Namazda Tadîl-i Erkân
“Tadîl-i erkân” namazın içinde yer alan kıyam, rükû, secde gibi rükünleri yerli yerinde, hakkını vererek düzgün ve sükûnet içinde yapmaktır. Diğer bir ifadeyle tadîl-i erkân, namazdaki rükünlerin sükûnetle yerine getirilmesi ve uzuvlarda itminan hâsıl olacağı âna kadar devam edilmesidir.
Ebû Hureyre (r.a.) Asr-ı Saadette cereyan eden bir hadiseyi şöyle anlatır:
Resûlullah (s.a.s.) mescide girmişti. Derken taşradan bir şahıs geldi ve namaz kıldı. Sonra gelip Resûlullah (s.a.s.) ile selamlaştı. Resûlullah (s.a.s.) ona,
“Dön ve yeniden namaz kıl; çünkü sen namaz kılmış olmadın!” dedi. O da dönüp evvelce kıldığı gibi namaz kıldı. Resûlullah (s.a.s.) yine ona dedi ki:
“Dön ve yeni baştan kıl; çünkü sen namaz kılmış olmadın!” Allah Resûlü (s.a.s.) üçüncüsünde de namazı tekrar kılmasını emredince o şahıs:
“Seni hak üzere gönderen Allah’a yemin ederim ki, bu kıldığımdan başka daha iyi nasıl kılacağımı bilmiyorum.
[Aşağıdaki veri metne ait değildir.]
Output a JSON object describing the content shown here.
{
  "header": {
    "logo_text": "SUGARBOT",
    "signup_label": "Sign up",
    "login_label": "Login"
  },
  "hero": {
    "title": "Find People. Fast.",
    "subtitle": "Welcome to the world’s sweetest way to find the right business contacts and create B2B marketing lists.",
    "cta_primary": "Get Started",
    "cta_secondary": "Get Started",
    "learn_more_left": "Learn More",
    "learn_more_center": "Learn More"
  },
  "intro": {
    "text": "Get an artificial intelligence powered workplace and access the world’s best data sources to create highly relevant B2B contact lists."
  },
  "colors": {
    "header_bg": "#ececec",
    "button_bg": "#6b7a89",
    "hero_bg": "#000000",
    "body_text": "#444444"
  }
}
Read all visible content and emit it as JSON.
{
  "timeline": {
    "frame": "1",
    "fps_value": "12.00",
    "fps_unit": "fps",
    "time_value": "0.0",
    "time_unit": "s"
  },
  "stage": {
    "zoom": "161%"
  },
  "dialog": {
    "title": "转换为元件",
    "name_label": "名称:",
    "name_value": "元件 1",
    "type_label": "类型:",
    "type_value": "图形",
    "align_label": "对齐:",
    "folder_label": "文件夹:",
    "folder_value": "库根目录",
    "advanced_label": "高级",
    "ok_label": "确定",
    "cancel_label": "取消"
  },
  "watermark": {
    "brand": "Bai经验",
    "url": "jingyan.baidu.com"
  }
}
Bana doğrusunu öğretir misin ya Resûlallah?” dedi. Bunun üzerine Resûlullah (s.a.s.) şöyle buyurdu:
“Namaza durduğun vakit başlangıç tekbirini al. Kur’ân’dan iyi bildiğin (sûre ya da ayetleri) oku. Rükûa varınca beden azaların yerleşinceye kadar bekle. Rükûdan başını kaldırınca bedenin tamamen doğruluncaya kadar ayakta dur. Sonra secdeye kapan ve azaların yerleşinceye kadar orada kal. Secdeden başını kaldırınca azaların yerleşinceye kadar otur. Ardından tekrar secde yap ve azaların yerleşinceye kadar orada kal. Sonrasında ayağa kalk ve dimdik dur. Namazın bütün rekâtlarında aynen böyle yapmaya devam et!” (Buharî, Ezan 95; Müslim, Salât 45)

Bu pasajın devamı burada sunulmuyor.